In 1953, he was appointed Deputy Commander of the Turkish Brigade in Korea. In 1954, he was promoted to the rank of brigadier general and appointed to the Commander of the 12th Division in Siirt. In 1956, he became the Deputy Chief of Staff of the 3rd Army in Erzurum. In 1957, he was promoted to the rank of major general and became the Chief of Staff of the 2nd Army in Konya. On January 15, 1958, he became the Commander of the Armored Soldier Training Division in Etimesgut, and on October 22, 1958, he became the Commander of the 10th Mountain Division in Elazığ. On October 1, 1959, he was appointed Head of Turkish Land Forces Logistics.

== Role in the 1960 Turkish coup d'état ==
Cemal Madanoğlu was among the leaders of the 1960 Turkish coup d'état. He was asked to lead the coup by his subordinates as he was the only General that was willing to take lead. During the coup, he was asked by the Army general Ragıp Gümüşpala on the telephone if he was the most senior among the putschists. Gümüşpala also said that he would not participate in the putsch if no one that outranked himself was present, other wise he'd march to put an end to the uprising. Madanoğlu bluffed that General Cemal Gürsel was their leader and he was on a flight to Ankara from İzmir.

Before the coup, he made every subordinate swear an oath not to take part in ministerial office. However, during a meeting with Cemal Gürsel, he noticed the same subordinates were trying to put together a government that included themselves. According to Madanoğlu, he slapped the table and said: “ You jackals! Which of you understands finance, which of you understands trade, which of you understands economy, we are in this position because Menderes did the same.”

He served on the National Unity Committee Security Commission. Along with his membership in the committee, he was promoted to the rank of lieutenant general on August 30, 1960 and assumed the Ankara Martial Law Command. Due to the disagreements between the members of the National Unity Committee, especially between Cemal Gürsel and himself, and as a result of the establishment of the Armed Forces Union and the request for his withdrawal from the martial law command, he resigned from his duties at the Ankara Martial Law Command on June 6, 1961, together with his membership in the Committee, and retired with the rank of Lieutenant General. He was accused of participating in the 1962 uprising, the 1963 uprising and the March 9, 1971 coup attempt.[2]

== Life after the coup d'état ==
After the coup, he released Democrat Party deputies and brought together Academicians from Istanbul University to provide the Junta with a roadmap back in to democracy. However, he then was advised by Professor Sıddık Sami Onar that the parliament should not be restored to power, and instead advised that they put Adnan Menderes and deputies of the Democrat Party on trial and enact structural reforms. Former President İsmet İnönü told him even if they were guilty there should be no execution. People would forget their crimes but would remember that they were hanged. After a slew of infighting in the military, he resigned.

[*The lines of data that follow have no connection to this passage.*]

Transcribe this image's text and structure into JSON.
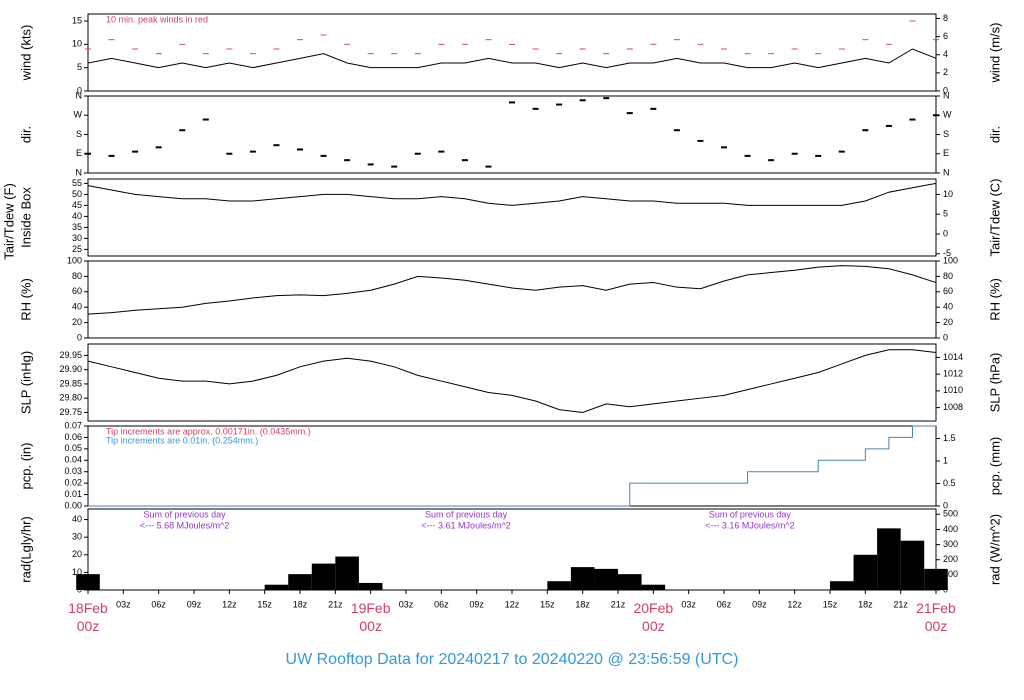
{
  "title": "UW Rooftop Data for 20240217  to  20240220 @ 23:56:59  (UTC)",
  "chart_data": [
    {
      "type": "line",
      "ylabel": "wind (kts)",
      "y2label": "wind (m/s)",
      "annotation": "10 min. peak winds in red",
      "annotation_color": "#d04070",
      "ylim": [
        0,
        16.5
      ],
      "yticks": [
        0,
        5,
        10,
        15
      ],
      "y2lim": [
        0,
        8.49
      ],
      "y2ticks": [
        0,
        2,
        4,
        6,
        8
      ],
      "series": [
        {
          "name": "wind",
          "style": "line",
          "color": "#000000",
          "values": [
            6,
            7,
            6,
            5,
            6,
            5,
            6,
            5,
            6,
            7,
            8,
            6,
            5,
            5,
            5,
            6,
            6,
            7,
            6,
            6,
            5,
            6,
            5,
            6,
            6,
            7,
            6,
            6,
            5,
            5,
            6,
            5,
            6,
            7,
            6,
            9,
            7
          ]
        },
        {
          "name": "peak",
          "style": "dash",
          "color": "#e0406a",
          "values": [
            9,
            11,
            9,
            8,
            10,
            8,
            9,
            8,
            9,
            11,
            12,
            10,
            8,
            8,
            8,
            10,
            10,
            11,
            10,
            9,
            8,
            9,
            8,
            9,
            10,
            11,
            10,
            9,
            8,
            8,
            9,
            8,
            9,
            11,
            10,
            15,
            11
          ]
        }
      ]
    },
    {
      "type": "scatter",
      "ylabel": "dir.",
      "y2label": "dir.",
      "ylim": [
        0,
        360
      ],
      "yticks": [
        {
          "value": 0,
          "label": "N"
        },
        {
          "value": 90,
          "label": "E"
        },
        {
          "value": 180,
          "label": "S"
        },
        {
          "value": 270,
          "label": "W"
        },
        {
          "value": 360,
          "label": "N"
        }
      ],
      "y2ticks": [
        {
          "value": 0,
          "label": "N"
        },
        {
          "value": 90,
          "label": "E"
        },
        {
          "value": 180,
          "label": "S"
        },
        {
          "value": 270,
          "label": "W"
        },
        {
          "value": 360,
          "label": "N"
        }
      ],
      "series": [
        {
          "name": "dir",
          "style": "scatter",
          "color": "#000000",
          "values": [
            90,
            80,
            100,
            120,
            200,
            250,
            90,
            100,
            130,
            110,
            80,
            60,
            40,
            30,
            90,
            100,
            60,
            30,
            330,
            300,
            320,
            340,
            350,
            280,
            300,
            200,
            150,
            120,
            80,
            60,
            90,
            80,
            100,
            200,
            220,
            250,
            270
          ]
        }
      ]
    },
    {
      "type": "line",
      "ylabel": "Tair/Tdew (F)",
      "ylabel_line2": "Inside Box",
      "y2label": "Tair/Tdew (C)",
      "ylim": [
        22,
        57
      ],
      "yticks": [
        25,
        30,
        35,
        40,
        45,
        50,
        55
      ],
      "y2lim": [
        -5.56,
        13.89
      ],
      "y2ticks": [
        -5,
        0,
        5,
        10
      ],
      "series": [
        {
          "name": "Tair",
          "style": "line",
          "color": "#000000",
          "values": [
            54,
            52,
            50,
            49,
            48,
            48,
            47,
            47,
            48,
            49,
            50,
            50,
            49,
            48,
            48,
            49,
            48,
            46,
            45,
            46,
            47,
            49,
            48,
            47,
            47,
            46,
            46,
            46,
            45,
            45,
            45,
            45,
            45,
            47,
            51,
            53,
            55
          ]
        }
      ]
    },
    {
      "type": "line",
      "ylabel": "RH (%)",
      "y2label": "RH (%)",
      "ylim": [
        0,
        100
      ],
      "yticks": [
        0,
        20,
        40,
        60,
        80,
        100
      ],
      "y2lim": [
        0,
        100
      ],
      "y2ticks": [
        0,
        20,
        40,
        60,
        80,
        100
      ],
      "series": [
        {
          "name": "RH",
          "style": "line",
          "color": "#000000",
          "values": [
            31,
            33,
            36,
            38,
            40,
            45,
            48,
            52,
            55,
            56,
            55,
            58,
            62,
            70,
            80,
            78,
            75,
            70,
            65,
            62,
            66,
            68,
            62,
            70,
            72,
            66,
            64,
            74,
            82,
            85,
            88,
            92,
            94,
            93,
            90,
            82,
            72
          ]
        }
      ]
    },
    {
      "type": "line",
      "ylabel": "SLP (inHg)",
      "y2label": "SLP (hPa)",
      "ylim": [
        29.72,
        29.99
      ],
      "yticks": [
        29.75,
        {
          "value": 29.8,
          "label": "29.80"
        },
        29.85,
        {
          "value": 29.9,
          "label": "29.90"
        },
        29.95
      ],
      "y2lim": [
        1006.4,
        1015.6
      ],
      "y2ticks": [
        1008,
        1010,
        1012,
        1014
      ],
      "series": [
        {
          "name": "SLP",
          "style": "line",
          "color": "#000000",
          "values": [
            29.93,
            29.91,
            29.89,
            29.87,
            29.86,
            29.86,
            29.85,
            29.86,
            29.88,
            29.91,
            29.93,
            29.94,
            29.93,
            29.91,
            29.88,
            29.86,
            29.84,
            29.82,
            29.81,
            29.79,
            29.76,
            29.75,
            29.78,
            29.77,
            29.78,
            29.79,
            29.8,
            29.81,
            29.83,
            29.85,
            29.87,
            29.89,
            29.92,
            29.95,
            29.97,
            29.97,
            29.96
          ]
        }
      ]
    },
    {
      "type": "step",
      "ylabel": "pcp. (in)",
      "y2label": "pcp. (mm)",
      "notes": [
        {
          "text": "Tip increments are approx. 0.00171in. (0.0435mm.)",
          "color": "#d04070"
        },
        {
          "text": "Tip increments are 0.01in. (0.254mm.)",
          "color": "#3399dd"
        }
      ],
      "ylim": [
        0,
        0.07
      ],
      "yticks": [
        {
          "value": 0,
          "label": "0.00"
        },
        0.01,
        0.02,
        0.03,
        0.04,
        0.05,
        0.06,
        0.07
      ],
      "y2lim": [
        0,
        1.778
      ],
      "y2ticks": [
        0,
        0.5,
        1,
        1.5
      ],
      "series": [
        {
          "name": "pcp",
          "style": "step",
          "color": "#4682b4",
          "values": [
            0,
            0,
            0,
            0,
            0,
            0,
            0,
            0,
            0,
            0,
            0,
            0,
            0,
            0,
            0,
            0,
            0,
            0,
            0,
            0,
            0,
            0,
            0,
            0.02,
            0.02,
            0.02,
            0.02,
            0.02,
            0.03,
            0.03,
            0.03,
            0.04,
            0.04,
            0.05,
            0.06,
            0.07,
            0.07
          ]
        }
      ]
    },
    {
      "type": "bar",
      "ylabel": "rad(Lgly/hr)",
      "y2label": "rad (W/m^2)",
      "ylim": [
        0,
        46
      ],
      "yticks": [
        0,
        10,
        20,
        30,
        40
      ],
      "y2lim": [
        0,
        535
      ],
      "y2ticks": [
        0,
        100,
        200,
        300,
        400,
        500
      ],
      "x": [
        0,
        2,
        4,
        6,
        8,
        10,
        12,
        14,
        16,
        18,
        20,
        22,
        24,
        26,
        28,
        30,
        32,
        34,
        36,
        38,
        40,
        42,
        44,
        46,
        48,
        50,
        52,
        54,
        56,
        58,
        60,
        62,
        64,
        66,
        68,
        70,
        72
      ],
      "xlim": [
        0,
        72
      ],
      "xticks": [
        {
          "value": 0,
          "label": "18Feb 00z"
        },
        {
          "value": 3,
          "label": "03z"
        },
        {
          "value": 6,
          "label": "06z"
        },
        {
          "value": 9,
          "label": "09z"
        },
        {
          "value": 12,
          "label": "12z"
        },
        {
          "value": 15,
          "label": "15z"
        },
        {
          "value": 18,
          "label": "18z"
        },
        {
          "value": 21,
          "label": "21z"
        },
        {
          "value": 24,
          "label": "19Feb 00z"
        },
        {
          "value": 27,
          "label": "03z"
        },
        {
          "value": 30,
          "label": "06z"
        },
        {
          "value": 33,
          "label": "09z"
        },
        {
          "value": 36,
          "label": "12z"
        },
        {
          "value": 39,
          "label": "15z"
        },
        {
          "value": 42,
          "label": "18z"
        },
        {
          "value": 45,
          "label": "21z"
        },
        {
          "value": 48,
          "label": "20Feb 00z"
        },
        {
          "value": 51,
          "label": "03z"
        },
        {
          "value": 54,
          "label": "06z"
        },
        {
          "value": 57,
          "label": "09z"
        },
        {
          "value": 60,
          "label": "12z"
        },
        {
          "value": 63,
          "label": "15z"
        },
        {
          "value": 66,
          "label": "18z"
        },
        {
          "value": 69,
          "label": "21z"
        },
        {
          "value": 72,
          "label": "21Feb 00z"
        }
      ],
      "notes": [
        {
          "x": 8.2,
          "text": "Sum of previous day",
          "subtext": "<--- 5.68 MJoules/m^2"
        },
        {
          "x": 32.1,
          "text": "Sum of previous day",
          "subtext": "<--- 3.61 MJoules/m^2"
        },
        {
          "x": 56.2,
          "text": "Sum of previous day",
          "subtext": "<--- 3.16 MJoules/m^2"
        }
      ],
      "series": [
        {
          "name": "rad",
          "style": "bar",
          "color": "#000000",
          "values": [
            9,
            0,
            0,
            0,
            0,
            0,
            0,
            0,
            3,
            9,
            15,
            19,
            4,
            0,
            0,
            0,
            0,
            0,
            0,
            0,
            5,
            13,
            12,
            9,
            3,
            0,
            0,
            0,
            0,
            0,
            0,
            0,
            5,
            20,
            35,
            28,
            12
          ]
        }
      ]
    }
  ]
}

== Later life and death ==

In retirement, Lieutenant general Madanoğlu was involved in a 1971 coup plot that would complete what the 1960 Turkish coup d'état could not finish in the means of reforms. This plan failed when the National Intelligence Organization bugged his meetings. General Faruk Gürler feared that his fellow plotters were more left-leaning than he assumed. This coup plot caused the 1971 Turkish military memorandum. Madanoğlu was a prominent figure in left-wing politics.

Madanoğlu gave a series of interviews regarding his part in the 1960 coup to 32. Gün. He died on 28 July 1993 in Istanbul. He is buried in Karacaahmet Cemetery.